Théâtre
Godefroy triomphant, une comédie nouvelle.

Godefroy triomphant, une comédie nouvelle.

31 octobre 2011 | PAR Emma Letellier

Jusqu’au 22 octobre, la compagnie Petites Pièces Montées Entre Amis donnait à voir et à entendre Godefroy triomphant, une pièce écrite par Julien Köberich dans une mise en scène minimaliste et enthousiaste dirigée par l’auteur. Jeune ambitieux, Godefroy se propose de défier les intrigues de province, de s’immiscer dans les querelles de clochers pour rendre à sa productivité maximale une population inerte et endormie sur ses acquis. Une fresque loufoque qui dessine avec efficacité les travers malheureux dans laquelle la sale vieille Europe semble s’enliser.

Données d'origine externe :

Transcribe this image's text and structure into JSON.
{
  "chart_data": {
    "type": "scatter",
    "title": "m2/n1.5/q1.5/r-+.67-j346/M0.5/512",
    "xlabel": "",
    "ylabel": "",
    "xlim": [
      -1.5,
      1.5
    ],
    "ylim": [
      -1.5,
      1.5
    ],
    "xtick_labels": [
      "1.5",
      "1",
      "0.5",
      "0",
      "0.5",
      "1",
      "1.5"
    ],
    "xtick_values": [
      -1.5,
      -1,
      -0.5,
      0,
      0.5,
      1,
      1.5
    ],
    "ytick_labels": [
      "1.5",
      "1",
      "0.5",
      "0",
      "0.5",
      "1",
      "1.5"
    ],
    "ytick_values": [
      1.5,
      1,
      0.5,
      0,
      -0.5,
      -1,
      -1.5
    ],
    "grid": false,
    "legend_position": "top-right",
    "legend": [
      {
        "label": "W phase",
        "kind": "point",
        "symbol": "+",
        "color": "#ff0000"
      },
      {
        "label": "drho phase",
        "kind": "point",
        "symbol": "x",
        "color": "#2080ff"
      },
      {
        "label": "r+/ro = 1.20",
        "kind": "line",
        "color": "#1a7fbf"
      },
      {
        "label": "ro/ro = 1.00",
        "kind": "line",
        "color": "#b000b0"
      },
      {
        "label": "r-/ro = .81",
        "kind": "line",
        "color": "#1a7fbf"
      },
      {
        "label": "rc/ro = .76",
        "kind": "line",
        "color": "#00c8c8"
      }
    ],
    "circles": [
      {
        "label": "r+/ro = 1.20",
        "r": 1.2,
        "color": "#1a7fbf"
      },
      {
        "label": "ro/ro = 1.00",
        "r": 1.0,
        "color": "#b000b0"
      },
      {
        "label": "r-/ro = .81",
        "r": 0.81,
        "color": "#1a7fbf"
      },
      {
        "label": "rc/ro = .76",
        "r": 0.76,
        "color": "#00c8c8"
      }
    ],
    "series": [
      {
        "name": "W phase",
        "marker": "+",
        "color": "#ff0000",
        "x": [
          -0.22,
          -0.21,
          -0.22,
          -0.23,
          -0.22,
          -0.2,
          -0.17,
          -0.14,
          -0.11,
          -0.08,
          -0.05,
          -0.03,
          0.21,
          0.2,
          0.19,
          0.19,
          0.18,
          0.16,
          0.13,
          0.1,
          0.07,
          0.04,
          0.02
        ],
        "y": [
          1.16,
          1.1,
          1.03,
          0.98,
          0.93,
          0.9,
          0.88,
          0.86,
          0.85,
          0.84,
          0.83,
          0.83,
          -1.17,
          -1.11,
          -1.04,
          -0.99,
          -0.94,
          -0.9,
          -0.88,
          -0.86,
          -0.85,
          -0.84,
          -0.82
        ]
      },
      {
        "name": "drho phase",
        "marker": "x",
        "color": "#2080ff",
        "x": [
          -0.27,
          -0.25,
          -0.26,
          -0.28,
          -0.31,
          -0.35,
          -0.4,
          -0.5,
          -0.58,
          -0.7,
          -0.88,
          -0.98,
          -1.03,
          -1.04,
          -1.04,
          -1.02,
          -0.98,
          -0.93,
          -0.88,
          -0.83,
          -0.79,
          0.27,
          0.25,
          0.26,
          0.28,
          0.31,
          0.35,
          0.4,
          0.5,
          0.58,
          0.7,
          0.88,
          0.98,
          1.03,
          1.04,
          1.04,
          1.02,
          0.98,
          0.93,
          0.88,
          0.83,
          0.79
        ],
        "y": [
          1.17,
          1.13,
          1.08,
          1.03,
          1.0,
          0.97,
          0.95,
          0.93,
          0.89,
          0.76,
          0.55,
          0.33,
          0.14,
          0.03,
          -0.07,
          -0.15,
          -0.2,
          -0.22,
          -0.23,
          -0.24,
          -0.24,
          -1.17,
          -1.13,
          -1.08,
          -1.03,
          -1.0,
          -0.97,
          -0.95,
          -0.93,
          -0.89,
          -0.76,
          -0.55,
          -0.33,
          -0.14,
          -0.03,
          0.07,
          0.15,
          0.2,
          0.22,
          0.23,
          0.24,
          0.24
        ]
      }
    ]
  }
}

Au fond de la cité Joly, le Passage vers les Etoiles fait scintiller sa guirlande avenante. Dans le sous-sol d’une salle décorée de mosaïques, un public ami prend place. La scène est vide, quelques paravents et tentures noires tiennent lieu de décor. Au-dessus du calme brouhaha des spectateurs impatients, s’élève la voix enthousiaste du prologue. Il annonce l’aventure qui va se jouer pour nous ce soir. Ce sera celle de Godefroy triomphant: un arriviste opportuniste qui se lance le défi de relever en six jours de temps la vie économique et sociale d’une bourgade de province frappée de plein fouet par La Crise.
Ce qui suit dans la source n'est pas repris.